With just barely enough time to get a route plan together we tossed ourselves into the mix and things started up. It took about 5 seconds to realize that this event was very, very well organized and well funded almost to the point of disbelief. Heli Putz, Patrick Tritscher, Carina Brunnauer, Martin Steinbach, the judges, the representatives from Atomic, RedBull, Sunto and other sponsors had things dialed, it really felt like the 28th edition.
We spent the day introducing the teams talking about the idea of the event and going over electronics, mandatory gear and route planning. With big inspirations like Kilian supporting the event one could not help but imagine images of his movie a fine line. For an event to encompass all of what it means to be free in the mountains is really a huge progression not just in skimo but in sports in general. To be out there with friends pushing limits and realizing new potential doing exactly what you naturally would do creates an atmosphere like no other. It's only a matter of time before the potential of this format is fully realized.
During the event it was evident that the white-out conditions would change the game and while at first disappointed, it soon became evident that it added to the challenge and experience. The draw back to the low visibility was having the helicopter grounded and film crews on foot. This however did not stop them and you would see random cameramen/women in the highest reaches of the Dachstien clinging to the edge of a cliff to get their shots. Once compiled despite all odds they were still able to come up with a great movie documenting the event.
To fit all our experiences from the weekend would be much too long so I will concentrate on one of our highlights during the event.
|Red: Ski/down climb Yellow: Abseil
This 45-50 degree powder chalked couliar with a abseil half way down was one of our main objectives for day 2. It was accessed from skiing off the summit to the lookers left. The top had a steep narrow skiable strip that ran out onto some rock bands which was negotiated by down climbing.
This brought us to the first section of great skiing and with big smiles on our faces we approached the the top of the abseil.
From here we burned some time digging and looking for an appropriate anchor. With no ice, lack of good horns and snow quality not suitable for a bollard or deadman, we decided on digging out and slinging a big rock with some cord.
We had guessed our 60m rope would do the trick and upon Mark cresting the edg, we were lucky to save some time and do it in one abseil.
From here we enjoyed some even better turns and could open her up now being out of the no-fall zone.
|Mcnab shredding out the last few turns onto the glacier.

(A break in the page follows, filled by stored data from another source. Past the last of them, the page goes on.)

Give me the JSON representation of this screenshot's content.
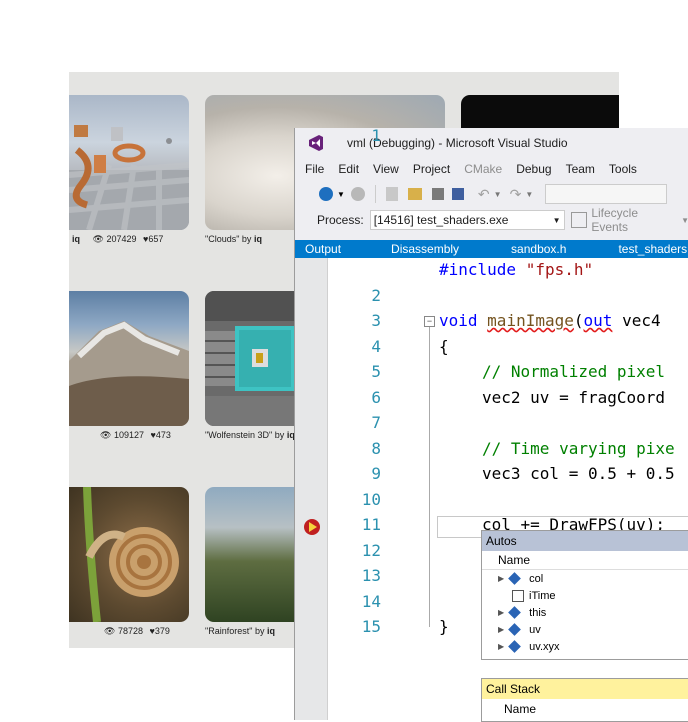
{
  "gallery": {
    "items": [
      {
        "title": "",
        "author": "iq",
        "views": "207429",
        "likes": "657"
      },
      {
        "title": "\"Clouds\"",
        "author": "iq",
        "views": "",
        "likes": ""
      },
      {
        "title": "",
        "author": "",
        "views": "109127",
        "likes": "473"
      },
      {
        "title": "\"Wolfenstein 3D\"",
        "author": "iq",
        "views": "",
        "likes": ""
      },
      {
        "title": "",
        "author": "",
        "views": "78728",
        "likes": "379"
      },
      {
        "title": "\"Rainforest\"",
        "author": "iq",
        "views": "",
        "likes": ""
      }
    ],
    "by_label": "by"
  },
  "vs": {
    "title": "vml (Debugging) - Microsoft Visual Studio",
    "menu": [
      "File",
      "Edit",
      "View",
      "Project",
      "CMake",
      "Debug",
      "Team",
      "Tools"
    ],
    "process_label": "Process:",
    "process_value": "[14516] test_shaders.exe",
    "lifecycle_label": "Lifecycle Events",
    "tabs": [
      "Output",
      "Disassembly",
      "sandbox.h",
      "test_shaders.cpp"
    ],
    "code_lines": [
      {
        "n": "1"
      },
      {
        "n": "2"
      },
      {
        "n": "3"
      },
      {
        "n": "4"
      },
      {
        "n": "5"
      },
      {
        "n": "6"
      },
      {
        "n": "7"
      },
      {
        "n": "8"
      },
      {
        "n": "9"
      },
      {
        "n": "10"
      },
      {
        "n": "11"
      },
      {
        "n": "12"
      },
      {
        "n": "13"
      },
      {
        "n": "14"
      },
      {
        "n": "15"
      }
    ],
    "code": {
      "l1_kw": "#include",
      "l1_str": "\"fps.h\"",
      "l3_void": "void",
      "l3_fn": "mainImage",
      "l3_out": "out",
      "l3_rest": "vec4",
      "l4": "{",
      "l5": "// Normalized pixel",
      "l6": "vec2 uv = fragCoord",
      "l8": "// Time varying pixe",
      "l9": "vec3 col = 0.5 + 0.5",
      "l11": "col += DrawFPS(uv);",
      "l15": "}"
    },
    "autos": {
      "title": "Autos",
      "header": "Name",
      "rows": [
        "col",
        "iTime",
        "this",
        "uv",
        "uv.xyx"
      ]
    },
    "callstack": {
      "title": "Call Stack",
      "header": "Name"
    }
  }
}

Our next assent was to bring us to the high point of the Dachstien but due to increasingly poor conditions we got the call and we stopped 200m short of the top. Safety is number one and it was good to see the organizers make the call once conditions deteriorated. Having completed most of our day every one was able to realize some really good skiing and now have some things to come back for!
I can't be thankful enough to be part of such a great team. Andrew and Mark bring to the table so many skills it would be impossible to ask for better partners. It was an honor to represent North America and I think the team name really describes the tight knit community we have.